A Republican lawmaker has proposed new legislation that would allow the spouses of US service personnel to arm themselves with guns to protect themselves from attacks from Isis terrorists.
Virginia Congressman Scott Rigell said that those married to military personnel should be able to buy weapons in whatever state their spouse happened to be stationed in, not just their home state, in light of the growing threat from Islamist radicals.
"Considering the threats we face from Islamic extremists – foreign and domestic – and lone wolves," he told Western Journalism, "it is prudent that our military families have the tools they need to protect their loved ones."
Rigell said that as the representative for the state district with the most active duty military members, he was most attuned to the needs of military families.
"We have an obligation to protect these men and women," he said, "and ensure they have access to the resources they need to defend themselves and their families in any community they are stationed for duty."
The proposal comes after Isis released a 'kill list' of the names, photos and home addresses of hundreds of US service personnel.
Terror experts and officials have long warned of the danger posed by 'lone wolf' attackers, inspired to commit terror acts after seeing Isis propaganda online.
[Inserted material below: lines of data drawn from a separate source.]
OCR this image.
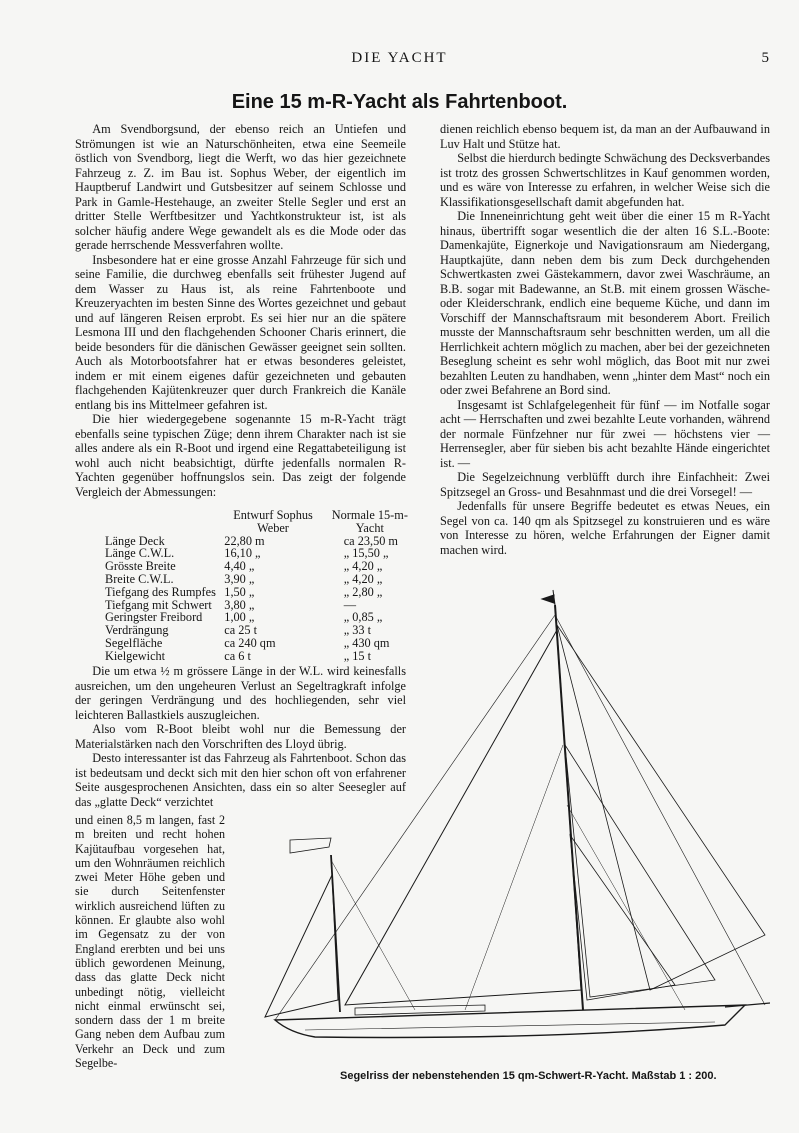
DIE YACHT	5
Eine 15 m-R-Yacht als Fahrtenboot.

Am Svendborgsund, der ebenso reich an Untiefen und Strömungen ist wie an Naturschönheiten, etwa eine Seemeile östlich von Svendborg, liegt die Werft, wo das hier gezeichnete Fahrzeug z. Z. im Bau ist. Sophus Weber, der eigentlich im Hauptberuf Landwirt und Gutsbesitzer auf seinem Schlosse und Park in Gamle-Hestehauge, an zweiter Stelle Segler und erst an dritter Stelle Werftbesitzer und Yachtkonstrukteur ist, ist als solcher häufig andere Wege gewandelt als es die Mode oder das gerade herrschende Messverfahren wollte.

Insbesondere hat er eine grosse Anzahl Fahrzeuge für sich und seine Familie, die durchweg ebenfalls seit frühester Jugend auf dem Wasser zu Haus ist, als reine Fahrtenboote und Kreuzeryachten im besten Sinne des Wortes gezeichnet und gebaut und auf längeren Reisen erprobt. Es sei hier nur an die spätere Lesmona III und den flachgehenden Schooner Charis erinnert, die beide besonders für die dänischen Gewässer geeignet sein sollten. Auch als Motorbootsfahrer hat er etwas besonderes geleistet, indem er mit einem eigenes dafür gezeichneten und gebauten flachgehenden Kajütenkreuzer quer durch Frankreich die Kanäle entlang bis ins Mittelmeer gefahren ist.

Die hier wiedergegebene sogenannte 15 m-R-Yacht trägt ebenfalls seine typischen Züge; denn ihrem Charakter nach ist sie alles andere als ein R-Boot und irgend eine Regattabeteiligung ist wohl auch nicht beabsichtigt, dürfte jedenfalls normalen R-Yachten gegenüber hoffnungslos sein. Das zeigt der folgende Vergleich der Abmessungen:

Die um etwa ½ m grössere Länge in der W.L. wird keinesfalls ausreichen, um den ungeheuren Verlust an Segeltragkraft infolge der geringen Verdrängung und des hochliegenden, sehr viel leichteren Ballastkiels auszugleichen.

Also vom R-Boot bleibt wohl nur die Bemessung der Materialstärken nach den Vorschriften des Lloyd übrig.

Desto interessanter ist das Fahrzeug als Fahrtenboot. Schon das ist bedeutsam und deckt sich mit den hier schon oft von erfahrener Seite ausgesprochenen Ansichten, dass ein so alter Seesegler auf das „glatte Deck“ verzichtet

	Entwurf Sophus Weber	Normale 15-m-Yacht
Länge Deck	22,80 m	ca 23,50 m
Länge C.W.L.	16,10 „	„ 15,50 „
Grösste Breite	4,40 „	„ 4,20 „
Breite C.W.L.	3,90 „	„ 4,20 „
Tiefgang des Rumpfes	1,50 „	„ 2,80 „
Tiefgang mit Schwert	3,80 „	—
Geringster Freibord	1,00 „	„ 0,85 „
Verdrängung	ca 25 t	„ 33 t
Segelfläche	ca 240 qm	„ 430 qm
Kielgewicht	ca 6 t	„ 15 t

und einen 8,5 m langen, fast 2 m breiten und recht hohen Kajütaufbau vorgesehen hat, um den Wohnräumen reichlich zwei Meter Höhe geben und sie durch Seitenfenster wirklich ausreichend lüften zu können. Er glaubte also wohl im Gegensatz zu der von England ererbten und bei uns üblich gewordenen Meinung, dass das glatte Deck nicht unbedingt nötig, vielleicht nicht einmal erwünscht sei, sondern dass der 1 m breite Gang neben dem Aufbau zum Verkehr an Deck und zum Segelbe-

dienen reichlich ebenso bequem ist, da man an der Aufbauwand in Luv Halt und Stütze hat.

Selbst die hierdurch bedingte Schwächung des Decksverbandes ist trotz des grossen Schwertschlitzes in Kauf genommen worden, und es wäre von Interesse zu erfahren, in welcher Weise sich die Klassifikationsgesellschaft damit abgefunden hat.

Die Inneneinrichtung geht weit über die einer 15 m R-Yacht hinaus, übertrifft sogar wesentlich die der alten 16 S.L.-Boote: Damenkajüte, Eignerkoje und Navigationsraum am Niedergang, Hauptkajüte, dann neben dem bis zum Deck durchgehenden Schwertkasten zwei Gästekammern, davor zwei Waschräume, an B.B. sogar mit Badewanne, an St.B. mit einem grossen Wäsche- oder Kleiderschrank, endlich eine bequeme Küche, und dann im Vorschiff der Mannschaftsraum mit besonderem Abort. Freilich musste der Mannschaftsraum sehr beschnitten werden, um all die Herrlichkeit achtern möglich zu machen, aber bei der gezeichneten Beseglung scheint es sehr wohl möglich, das Boot mit nur zwei bezahlten Leuten zu handhaben, wenn „hinter dem Mast“ noch ein oder zwei Befahrene an Bord sind.

Insgesamt ist Schlafgelegenheit für fünf — im Notfalle sogar acht — Herrschaften und zwei bezahlte Leute vorhanden, während der normale Fünfzehner nur für zwei — höchstens vier — Herrensegler, aber für sieben bis acht bezahlte Hände eingerichtet ist. —

Die Segelzeichnung verblüfft durch ihre Einfachheit: Zwei Spitzsegel an Gross- und Besahnmast und die drei Vorsegel! —

Jedenfalls für unsere Begriffe bedeutet es etwas Neues, ein Segel von ca. 140 qm als Spitzsegel zu konstruieren und es wäre von Interesse zu hören, welche Erfahrungen der Eigner damit machen wird.

Segelriss der nebenstehenden 15 qm-Schwert-R-Yacht. Maßstab 1 : 200.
On May 8, the terrorist threat level was increased to Bravo at military bases across the US. It was the first time the threat had been raised to its third highest level since the 10th anniversary of 9/11 in 2001, and prompted increased security checks.
So far, Isis has only claimed responsibility for one terror attack on US soil, when two men attempting to attack an exhibition of cartoons of the Prophet Mohammed in Texas were shot dead.
Others though argue that the threat posed by Islamist radicals is not as severe as that posed by far-right lone wolves, who are motivated by extremist anti-government ideology and have been responsible for the deaths of a number of police officers in the United States.